When talking about storage, distributed systems come up more frequently these days. The topic grows bigger and bigger each day, while the path is not trod yet. Enterprises working with huge amount of data around the globe showed us, that the future of storage should be on this road.
Planning and building a distributed infrastructure is a lot of hard work. Running performance and stability tests on each possible software solution is not a way to go. Good decisions have to be made in relatively short amount of time.
My thesis tries to help system designers through the planning process of setting up a new cloud storage infrastructure. To do that, I got together the bigger, prevailing file systems and compared them. I read a lot of websites and documentations, so I could write down the descriptions about the technologies found in this work.
Instead of marketing slogans and features mentioned and promised in the documentations, engineers like to see numbers and performance tests. It does not matter if a software has a pretty looking interface, if it can not get the job done. To truly compare the distributed file systems, I measured them and their configurations with predetermined performance tests.

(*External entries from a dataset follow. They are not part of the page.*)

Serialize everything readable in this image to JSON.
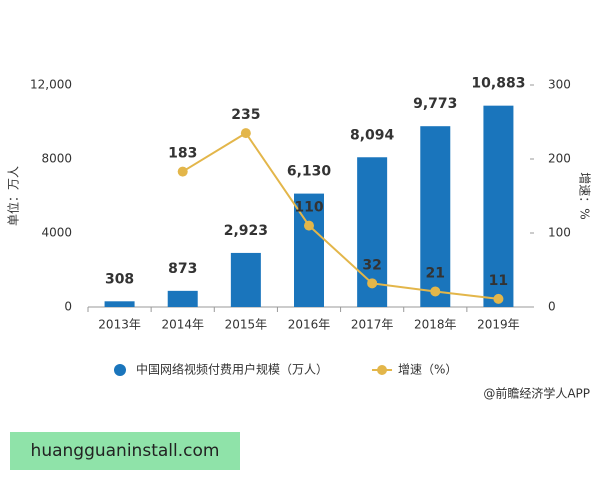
{
  "chart_data": {
    "type": "bar",
    "categories": [
      "2013年",
      "2014年",
      "2015年",
      "2016年",
      "2017年",
      "2018年",
      "2019年"
    ],
    "series": [
      {
        "name": "中国网络视频付费用户规模（万人）",
        "type": "bar",
        "color": "#1a75bc",
        "values": [
          308,
          873,
          2923,
          6130,
          8094,
          9773,
          10883
        ],
        "value_labels": [
          "308",
          "873",
          "2,923",
          "6,130",
          "8,094",
          "9,773",
          "10,883"
        ]
      },
      {
        "name": "增速（%）",
        "type": "line",
        "axis": "y2",
        "color": "#e3b64a",
        "values": [
          null,
          183,
          235,
          110,
          32,
          21,
          11
        ]
      }
    ],
    "ylabel": "单位：万人",
    "y2label": "增速：%",
    "ylim": [
      0,
      12000
    ],
    "yticks": [
      0,
      4000,
      8000,
      {
        "value": 12000,
        "label": "12,000"
      }
    ],
    "y2lim": [
      0,
      300
    ],
    "y2ticks": [
      0,
      100,
      200,
      300
    ],
    "source": "@前瞻经济学人APP"
  },
  "footer": "huangguaninstall.com"
}
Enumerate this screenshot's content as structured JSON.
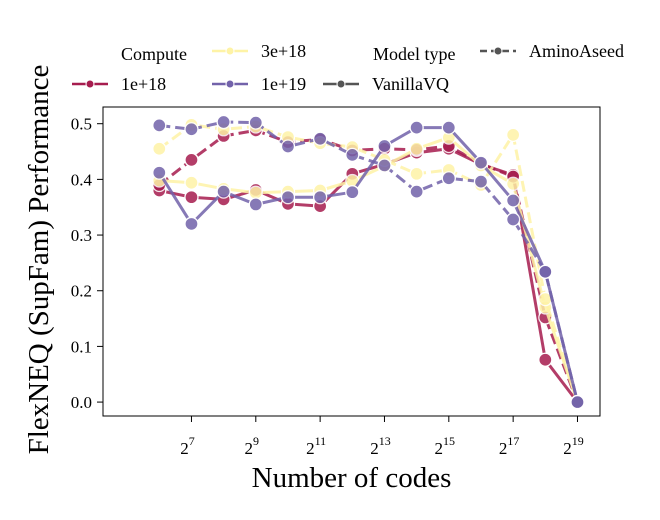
{
  "chart_data": {
    "type": "line",
    "xlabel": "Number of codes",
    "ylabel": "FlexNEQ (SupFam) Performance",
    "xscale": "log2",
    "xlim_log2": [
      4.25,
      19.7
    ],
    "ylim": [
      -0.025,
      0.53
    ],
    "yticks": [
      0.0,
      0.1,
      0.2,
      0.3,
      0.4,
      0.5
    ],
    "ytick_labels": [
      "0.0",
      "0.1",
      "0.2",
      "0.3",
      "0.4",
      "0.5"
    ],
    "xticks_log2": [
      7,
      9,
      11,
      13,
      15,
      17,
      19
    ],
    "xtick_base": "2",
    "xtick_exponents": [
      "7",
      "9",
      "11",
      "13",
      "15",
      "17",
      "19"
    ],
    "colors": {
      "1e+18": "#a61c4e",
      "3e+18": "#fef3a6",
      "1e+19": "#7262aa"
    },
    "legend": {
      "compute_title": "Compute",
      "model_title": "Model type",
      "compute_items": [
        {
          "label": "1e+18",
          "color": "#a61c4e"
        },
        {
          "label": "3e+18",
          "color": "#fef3a6"
        },
        {
          "label": "1e+19",
          "color": "#7262aa"
        }
      ],
      "model_items": [
        {
          "label": "AminoAseed",
          "dash": "dashed",
          "color": "#555555"
        },
        {
          "label": "VanillaVQ",
          "dash": "solid",
          "color": "#555555"
        }
      ]
    },
    "series": [
      {
        "name": "1e+18 AminoAseed",
        "compute": "1e+18",
        "model": "AminoAseed",
        "x_log2": [
          6,
          7,
          8,
          9,
          10,
          11,
          12,
          13,
          14,
          15,
          16,
          17,
          18,
          19
        ],
        "values": [
          0.39,
          0.435,
          0.478,
          0.488,
          0.467,
          0.472,
          0.452,
          0.455,
          0.453,
          0.46,
          0.428,
          0.405,
          0.152,
          0.0
        ]
      },
      {
        "name": "1e+18 VanillaVQ",
        "compute": "1e+18",
        "model": "VanillaVQ",
        "x_log2": [
          6,
          7,
          8,
          9,
          10,
          11,
          12,
          13,
          14,
          15,
          16,
          17,
          18,
          19
        ],
        "values": [
          0.38,
          0.368,
          0.364,
          0.381,
          0.356,
          0.352,
          0.41,
          0.427,
          0.448,
          0.455,
          0.427,
          0.408,
          0.076,
          0.0
        ]
      },
      {
        "name": "3e+18 AminoAseed",
        "compute": "3e+18",
        "model": "AminoAseed",
        "x_log2": [
          6,
          7,
          8,
          9,
          10,
          11,
          12,
          13,
          14,
          15,
          16,
          17,
          18,
          19
        ],
        "values": [
          0.455,
          0.498,
          0.49,
          0.495,
          0.476,
          0.465,
          0.458,
          0.435,
          0.41,
          0.417,
          0.39,
          0.48,
          0.185,
          0.0
        ]
      },
      {
        "name": "3e+18 VanillaVQ",
        "compute": "3e+18",
        "model": "VanillaVQ",
        "x_log2": [
          6,
          7,
          8,
          9,
          10,
          11,
          12,
          13,
          14,
          15,
          16,
          17,
          18,
          19
        ],
        "values": [
          0.398,
          0.394,
          0.383,
          0.376,
          0.378,
          0.38,
          0.397,
          0.424,
          0.455,
          0.475,
          0.425,
          0.392,
          0.17,
          0.0
        ]
      },
      {
        "name": "1e+19 AminoAseed",
        "compute": "1e+19",
        "model": "AminoAseed",
        "x_log2": [
          6,
          7,
          8,
          9,
          10,
          11,
          12,
          13,
          14,
          15,
          16,
          17,
          18,
          19
        ],
        "values": [
          0.497,
          0.49,
          0.503,
          0.502,
          0.459,
          0.473,
          0.444,
          0.425,
          0.378,
          0.402,
          0.396,
          0.328,
          0.234,
          0.0
        ]
      },
      {
        "name": "1e+19 VanillaVQ",
        "compute": "1e+19",
        "model": "VanillaVQ",
        "x_log2": [
          6,
          7,
          8,
          9,
          10,
          11,
          12,
          13,
          14,
          15,
          16,
          17,
          18,
          19
        ],
        "values": [
          0.412,
          0.32,
          0.378,
          0.355,
          0.368,
          0.368,
          0.377,
          0.46,
          0.493,
          0.493,
          0.43,
          0.362,
          0.234,
          0.0
        ]
      }
    ]
  }
}
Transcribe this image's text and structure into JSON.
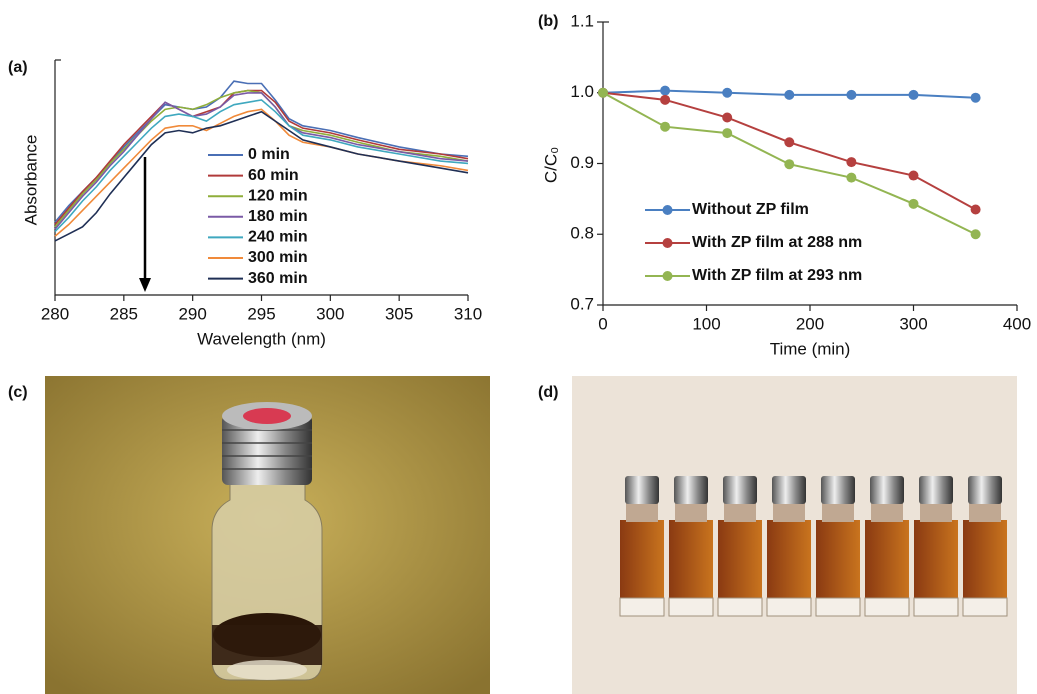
{
  "chart_data": [
    {
      "type": "line",
      "panel_label": "(a)",
      "xlabel": "Wavelength (nm)",
      "ylabel": "Absorbance",
      "x": [
        280,
        281,
        282,
        283,
        284,
        285,
        286,
        287,
        288,
        289,
        290,
        291,
        292,
        293,
        294,
        295,
        296,
        297,
        298,
        300,
        302,
        305,
        308,
        310
      ],
      "xlim": [
        280,
        310
      ],
      "xticks": [
        280,
        285,
        290,
        295,
        300,
        305,
        310
      ],
      "ylim": [
        0,
        1
      ],
      "grid": false,
      "legend": "center",
      "series": [
        {
          "name": "0 min",
          "color": "#4a6fb5",
          "values": [
            0.31,
            0.38,
            0.44,
            0.5,
            0.56,
            0.63,
            0.69,
            0.75,
            0.81,
            0.8,
            0.79,
            0.8,
            0.84,
            0.91,
            0.9,
            0.9,
            0.83,
            0.75,
            0.72,
            0.7,
            0.67,
            0.63,
            0.6,
            0.59
          ]
        },
        {
          "name": "60 min",
          "color": "#b03a3a",
          "values": [
            0.3,
            0.37,
            0.44,
            0.5,
            0.57,
            0.64,
            0.7,
            0.76,
            0.82,
            0.79,
            0.76,
            0.78,
            0.8,
            0.86,
            0.87,
            0.87,
            0.82,
            0.74,
            0.71,
            0.69,
            0.66,
            0.62,
            0.6,
            0.58
          ]
        },
        {
          "name": "120 min",
          "color": "#8fae3a",
          "values": [
            0.29,
            0.36,
            0.43,
            0.49,
            0.56,
            0.62,
            0.68,
            0.74,
            0.79,
            0.8,
            0.79,
            0.81,
            0.84,
            0.86,
            0.87,
            0.86,
            0.8,
            0.72,
            0.7,
            0.68,
            0.65,
            0.61,
            0.59,
            0.57
          ]
        },
        {
          "name": "180 min",
          "color": "#7a5aa6",
          "values": [
            0.28,
            0.35,
            0.42,
            0.48,
            0.55,
            0.61,
            0.68,
            0.75,
            0.82,
            0.79,
            0.76,
            0.77,
            0.8,
            0.85,
            0.86,
            0.86,
            0.8,
            0.72,
            0.69,
            0.67,
            0.64,
            0.61,
            0.58,
            0.57
          ]
        },
        {
          "name": "240 min",
          "color": "#3fa8bf",
          "values": [
            0.27,
            0.33,
            0.4,
            0.46,
            0.53,
            0.59,
            0.65,
            0.71,
            0.76,
            0.77,
            0.76,
            0.74,
            0.78,
            0.81,
            0.82,
            0.83,
            0.78,
            0.72,
            0.68,
            0.66,
            0.63,
            0.6,
            0.57,
            0.56
          ]
        },
        {
          "name": "300 min",
          "color": "#f08a3a",
          "values": [
            0.25,
            0.3,
            0.36,
            0.42,
            0.48,
            0.54,
            0.6,
            0.66,
            0.71,
            0.72,
            0.72,
            0.7,
            0.73,
            0.76,
            0.78,
            0.79,
            0.74,
            0.68,
            0.65,
            0.63,
            0.6,
            0.57,
            0.55,
            0.53
          ]
        },
        {
          "name": "360 min",
          "color": "#1f2f55",
          "values": [
            0.23,
            0.26,
            0.29,
            0.35,
            0.43,
            0.5,
            0.57,
            0.64,
            0.69,
            0.7,
            0.69,
            0.71,
            0.72,
            0.74,
            0.76,
            0.78,
            0.74,
            0.7,
            0.66,
            0.63,
            0.6,
            0.57,
            0.54,
            0.52
          ]
        }
      ]
    },
    {
      "type": "line",
      "panel_label": "(b)",
      "xlabel": "Time (min)",
      "ylabel": "C/C₀",
      "markers": true,
      "x": [
        0,
        60,
        120,
        180,
        240,
        300,
        360
      ],
      "xlim": [
        0,
        400
      ],
      "xticks": [
        0,
        100,
        200,
        300,
        400
      ],
      "ylim": [
        0.7,
        1.1
      ],
      "yticks": [
        0.7,
        0.8,
        0.9,
        {
          "value": 1,
          "label": "1.0"
        },
        1.1
      ],
      "grid": false,
      "legend": "lower left",
      "series": [
        {
          "name": "Without ZP film",
          "color": "#4a7fc1",
          "values": [
            1.0,
            1.003,
            1.0,
            0.997,
            0.997,
            0.997,
            0.993
          ]
        },
        {
          "name": "With ZP film at 288 nm",
          "color": "#b5403f",
          "values": [
            1.0,
            0.99,
            0.965,
            0.93,
            0.902,
            0.883,
            0.835
          ]
        },
        {
          "name": "With ZP film at 293 nm",
          "color": "#93b552",
          "values": [
            1.0,
            0.952,
            0.943,
            0.899,
            0.88,
            0.843,
            0.8
          ]
        }
      ]
    }
  ],
  "photos": [
    {
      "label": "(c)"
    },
    {
      "label": "(d)"
    }
  ]
}
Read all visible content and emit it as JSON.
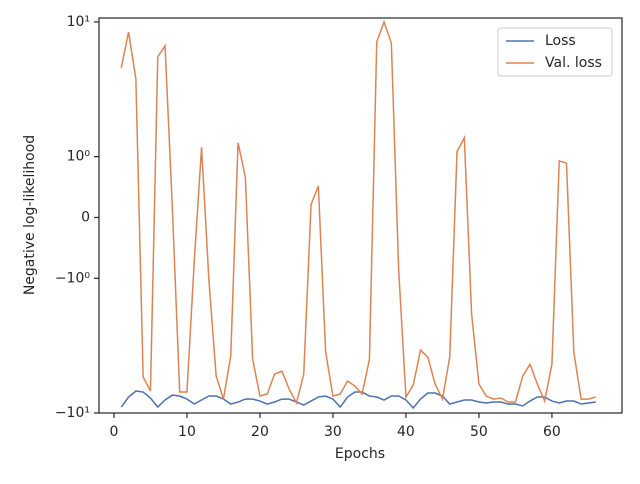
{
  "chart_data": {
    "type": "line",
    "xlabel": "Epochs",
    "ylabel": "Negative log-likelihood",
    "x": [
      1,
      2,
      3,
      4,
      5,
      6,
      7,
      8,
      9,
      10,
      11,
      12,
      13,
      14,
      15,
      16,
      17,
      18,
      19,
      20,
      21,
      22,
      23,
      24,
      25,
      26,
      27,
      28,
      29,
      30,
      31,
      32,
      33,
      34,
      35,
      36,
      37,
      38,
      39,
      40,
      41,
      42,
      43,
      44,
      45,
      46,
      47,
      48,
      49,
      50,
      51,
      52,
      53,
      54,
      55,
      56,
      57,
      58,
      59,
      60,
      61,
      62,
      63,
      64,
      65,
      66
    ],
    "series": [
      {
        "name": "Loss",
        "color": "#4c72b0",
        "values": [
          -9.03,
          -7.61,
          -6.87,
          -6.99,
          -7.74,
          -9.03,
          -8.01,
          -7.36,
          -7.48,
          -7.88,
          -8.58,
          -8.01,
          -7.48,
          -7.48,
          -7.88,
          -8.58,
          -8.29,
          -7.88,
          -7.88,
          -8.15,
          -8.58,
          -8.29,
          -7.88,
          -7.88,
          -8.29,
          -8.73,
          -8.15,
          -7.61,
          -7.48,
          -7.88,
          -9.03,
          -7.61,
          -6.99,
          -6.99,
          -7.48,
          -7.61,
          -8.01,
          -7.48,
          -7.48,
          -8.01,
          -9.18,
          -7.88,
          -7.11,
          -7.11,
          -7.48,
          -8.58,
          -8.29,
          -8.01,
          -8.01,
          -8.29,
          -8.43,
          -8.29,
          -8.29,
          -8.58,
          -8.58,
          -8.87,
          -8.15,
          -7.61,
          -7.61,
          -8.15,
          -8.43,
          -8.15,
          -8.15,
          -8.58,
          -8.43,
          -8.29
        ]
      },
      {
        "name": "Val. loss",
        "color": "#dd8452",
        "values": [
          4.56,
          8.43,
          3.78,
          -5.41,
          -6.87,
          5.51,
          6.64,
          0.16,
          -6.99,
          -6.99,
          -0.72,
          1.17,
          -1.02,
          -5.32,
          -7.88,
          -3.78,
          1.27,
          0.66,
          -3.98,
          -7.48,
          -7.23,
          -5.14,
          -4.89,
          -6.64,
          -8.43,
          -5.14,
          0.21,
          0.52,
          -3.53,
          -7.48,
          -7.23,
          -5.79,
          -6.31,
          -7.23,
          -3.98,
          7.11,
          10,
          6.99,
          -0.85,
          -7.61,
          -6.2,
          -3.41,
          -3.85,
          -6.1,
          -7.88,
          -3.85,
          1.09,
          1.38,
          -1.85,
          -6.1,
          -7.48,
          -7.88,
          -7.74,
          -8.29,
          -8.29,
          -5.32,
          -4.34,
          -6.1,
          -8.15,
          -4.34,
          0.93,
          0.89,
          -3.53,
          -7.88,
          -7.88,
          -7.61
        ]
      }
    ],
    "xlim": [
      -2.05,
      69.6
    ],
    "xticks": [
      0,
      10,
      20,
      30,
      40,
      50,
      60
    ],
    "ylim": [
      -10,
      10.7
    ],
    "yscale": "symlog",
    "linthresh": 1,
    "yticks": [
      {
        "value": -10,
        "label": "−10¹"
      },
      {
        "value": -1,
        "label": "−10⁰"
      },
      0,
      {
        "value": 1,
        "label": "10⁰"
      },
      {
        "value": 10,
        "label": "10¹"
      }
    ],
    "legend": "upper right"
  }
}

The backbone of the whole thing is a custom built framework. With the help of that the computers in the laboratory can be controlled and managed as one, from a single point. Along with different interesting tasks and processes, this framework can create a cloud from the specified technology. That way, I could concentrate on the actual performance tests – after implementing the framework of course.
The framework is written in BASH and builds on existing technologies – used in enterprise environments – that stood the test of time. With a little investment it can be expanded and customized, thus executing other tasks and solving different problems.